Few companies give any benchmark information for their inference architectures, and when they do, it usually is ResNet-50. ResNet-50 is an image classification model that classifies images of 224 × 224 pixels. However, if you talk to anyone designing neural-inferencing engines, they will tell you they have no plans to use ResNet-50 in their applications.
A major problem with Resnet is that the ResNet-50 throughput is almost always given with no mention of batch size. Hint: When a vendor doesn’t give batch size, you can assume it means they’re using a large batch size to get highest throughput. If you need batch = 1, a large batch size won’t tell you how the performance will be for your application.
Also important to remember that 224- × 224-pixel images are tiny. They only have 1/40th the number of pixels of 2-Mpixel images that most customers plan to use.
Small images mean that the intermediate activations will be small. This means the memory system of the inferencing architecture will not be stressed by this benchmark. YOLOv3 has intermediate activations as large as 50X bigger than ResNet-50. ResNet-50 only requires 7 billion operations (1 MAC = 2 Ops) compared to >100x more for YOLOv3.
If your application is processing large images and needs to classify all of the objects in the image, you need to find a more demanding benchmark for your vendors to provide to you.
Misconception #4: One architecture will dominate all inference applications.
Inference architectures will differentiate over time on two dimensions. One dimension will be small (4 or less) batch size for edge applications and another will be large (10 or 28 or more) batch size for data-center applications.

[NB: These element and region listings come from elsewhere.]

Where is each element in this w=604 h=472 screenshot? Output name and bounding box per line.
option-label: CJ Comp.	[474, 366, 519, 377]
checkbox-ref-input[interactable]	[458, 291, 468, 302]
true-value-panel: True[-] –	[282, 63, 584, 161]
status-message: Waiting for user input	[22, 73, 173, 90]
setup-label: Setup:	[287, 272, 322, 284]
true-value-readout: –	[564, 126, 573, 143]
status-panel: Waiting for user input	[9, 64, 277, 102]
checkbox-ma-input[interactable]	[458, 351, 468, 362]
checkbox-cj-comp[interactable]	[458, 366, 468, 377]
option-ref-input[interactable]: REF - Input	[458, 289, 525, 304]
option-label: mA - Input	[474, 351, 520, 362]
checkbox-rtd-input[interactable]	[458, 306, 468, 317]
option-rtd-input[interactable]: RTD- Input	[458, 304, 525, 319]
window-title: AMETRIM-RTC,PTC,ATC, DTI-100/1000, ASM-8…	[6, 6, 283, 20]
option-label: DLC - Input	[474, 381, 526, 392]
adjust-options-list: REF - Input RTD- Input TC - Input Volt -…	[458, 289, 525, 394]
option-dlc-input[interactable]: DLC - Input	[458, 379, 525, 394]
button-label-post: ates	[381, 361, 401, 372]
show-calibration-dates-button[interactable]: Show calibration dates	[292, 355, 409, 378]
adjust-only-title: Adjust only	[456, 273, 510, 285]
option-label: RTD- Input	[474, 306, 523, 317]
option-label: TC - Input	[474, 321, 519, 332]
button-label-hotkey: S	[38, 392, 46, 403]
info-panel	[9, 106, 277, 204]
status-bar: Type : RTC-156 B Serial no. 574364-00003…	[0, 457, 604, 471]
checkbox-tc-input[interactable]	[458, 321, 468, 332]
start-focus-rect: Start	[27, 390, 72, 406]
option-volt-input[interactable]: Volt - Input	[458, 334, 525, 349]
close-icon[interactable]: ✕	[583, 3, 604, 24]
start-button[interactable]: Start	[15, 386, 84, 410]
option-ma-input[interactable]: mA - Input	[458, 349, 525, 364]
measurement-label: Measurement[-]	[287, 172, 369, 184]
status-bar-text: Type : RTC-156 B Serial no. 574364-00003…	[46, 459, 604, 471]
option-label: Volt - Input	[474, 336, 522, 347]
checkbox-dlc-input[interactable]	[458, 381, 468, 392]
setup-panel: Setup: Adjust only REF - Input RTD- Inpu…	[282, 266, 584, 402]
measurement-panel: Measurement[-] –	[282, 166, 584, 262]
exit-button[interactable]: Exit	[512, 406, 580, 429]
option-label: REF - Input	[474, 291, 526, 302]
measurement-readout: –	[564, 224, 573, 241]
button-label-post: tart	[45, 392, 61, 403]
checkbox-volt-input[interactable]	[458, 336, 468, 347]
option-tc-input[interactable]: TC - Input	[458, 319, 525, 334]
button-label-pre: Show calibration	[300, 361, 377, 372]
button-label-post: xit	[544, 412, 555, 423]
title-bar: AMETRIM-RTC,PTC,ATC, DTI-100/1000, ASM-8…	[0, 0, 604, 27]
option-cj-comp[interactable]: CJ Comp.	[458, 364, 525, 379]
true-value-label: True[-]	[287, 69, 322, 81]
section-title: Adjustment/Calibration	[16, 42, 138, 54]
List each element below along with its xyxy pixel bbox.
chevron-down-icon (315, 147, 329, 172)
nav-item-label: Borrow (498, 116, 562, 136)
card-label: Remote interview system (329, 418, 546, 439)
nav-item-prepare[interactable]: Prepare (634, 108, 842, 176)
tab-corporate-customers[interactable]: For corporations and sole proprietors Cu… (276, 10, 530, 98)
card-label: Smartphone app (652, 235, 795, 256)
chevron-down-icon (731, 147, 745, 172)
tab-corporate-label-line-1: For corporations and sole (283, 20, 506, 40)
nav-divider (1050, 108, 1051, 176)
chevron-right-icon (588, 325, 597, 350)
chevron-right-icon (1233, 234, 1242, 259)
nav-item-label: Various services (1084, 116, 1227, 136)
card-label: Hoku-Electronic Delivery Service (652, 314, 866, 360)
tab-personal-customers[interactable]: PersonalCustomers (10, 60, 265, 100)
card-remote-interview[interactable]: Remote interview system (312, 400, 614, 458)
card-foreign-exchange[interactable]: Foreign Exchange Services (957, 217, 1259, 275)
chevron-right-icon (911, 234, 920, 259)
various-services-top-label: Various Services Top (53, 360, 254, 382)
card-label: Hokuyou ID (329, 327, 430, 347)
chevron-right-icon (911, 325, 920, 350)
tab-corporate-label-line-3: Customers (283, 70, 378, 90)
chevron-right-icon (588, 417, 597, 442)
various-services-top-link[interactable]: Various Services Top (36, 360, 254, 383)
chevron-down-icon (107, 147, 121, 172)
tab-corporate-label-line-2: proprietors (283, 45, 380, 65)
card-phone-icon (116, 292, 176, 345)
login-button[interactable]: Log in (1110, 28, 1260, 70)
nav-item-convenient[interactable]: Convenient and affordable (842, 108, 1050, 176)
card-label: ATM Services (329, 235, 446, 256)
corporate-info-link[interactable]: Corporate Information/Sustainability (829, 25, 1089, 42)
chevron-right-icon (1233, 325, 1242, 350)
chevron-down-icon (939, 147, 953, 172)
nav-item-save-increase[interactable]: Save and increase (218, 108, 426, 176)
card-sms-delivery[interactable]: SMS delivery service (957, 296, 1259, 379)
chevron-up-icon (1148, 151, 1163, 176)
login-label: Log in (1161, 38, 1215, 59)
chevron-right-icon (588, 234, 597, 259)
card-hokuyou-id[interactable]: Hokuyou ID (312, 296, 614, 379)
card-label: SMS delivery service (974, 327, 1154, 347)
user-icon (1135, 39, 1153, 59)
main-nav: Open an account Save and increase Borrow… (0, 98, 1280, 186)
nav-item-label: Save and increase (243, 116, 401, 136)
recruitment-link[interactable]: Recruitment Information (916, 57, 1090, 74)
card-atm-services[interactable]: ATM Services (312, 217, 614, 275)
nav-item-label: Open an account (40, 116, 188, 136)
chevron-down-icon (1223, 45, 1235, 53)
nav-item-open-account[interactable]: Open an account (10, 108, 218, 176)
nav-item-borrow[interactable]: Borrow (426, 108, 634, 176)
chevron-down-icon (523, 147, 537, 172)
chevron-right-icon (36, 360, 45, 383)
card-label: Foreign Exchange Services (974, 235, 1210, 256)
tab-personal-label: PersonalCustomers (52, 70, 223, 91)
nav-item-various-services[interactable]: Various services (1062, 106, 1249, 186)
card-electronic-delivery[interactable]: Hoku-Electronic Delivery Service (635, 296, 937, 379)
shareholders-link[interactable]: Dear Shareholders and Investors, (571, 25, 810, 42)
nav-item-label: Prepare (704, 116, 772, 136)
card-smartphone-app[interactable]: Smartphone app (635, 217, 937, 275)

The other dimension will be performance. Data-center inference accelerators will tend to have 100+ TOPS peak performance with more than 100K MACs running at 1 GHz+. Edge servers will be 10+ TOPS peak performance, edge devices will be 1+ TOPS peak performance, and always-on applications will be <<1 TOPS. There are two reasons for this: The thermal cooling in higher-end systems is much greater than in low-end systems, and the budgets are less in low-end systems.
Like the arrival of many new technologies in the past, AI and neural inferencing will follow a learning curve until the industry really understands how to properly measure them. That means most vendors will continue throwing out meaningless numbers that sound good but aren’t relevant.
If you find yourself looking at neural-inferencing engines in the near term, just remember that what really matters is the throughput an inferencing engine can deliver for a model, image size, batch size, and process and PVT (process/voltage/temperature) conditions. This is the number one measurement of how well it will perform for your application. Nothing else matters.
Geoff Tate is CEO and Co-Founder of Flex Logix Technologies Inc.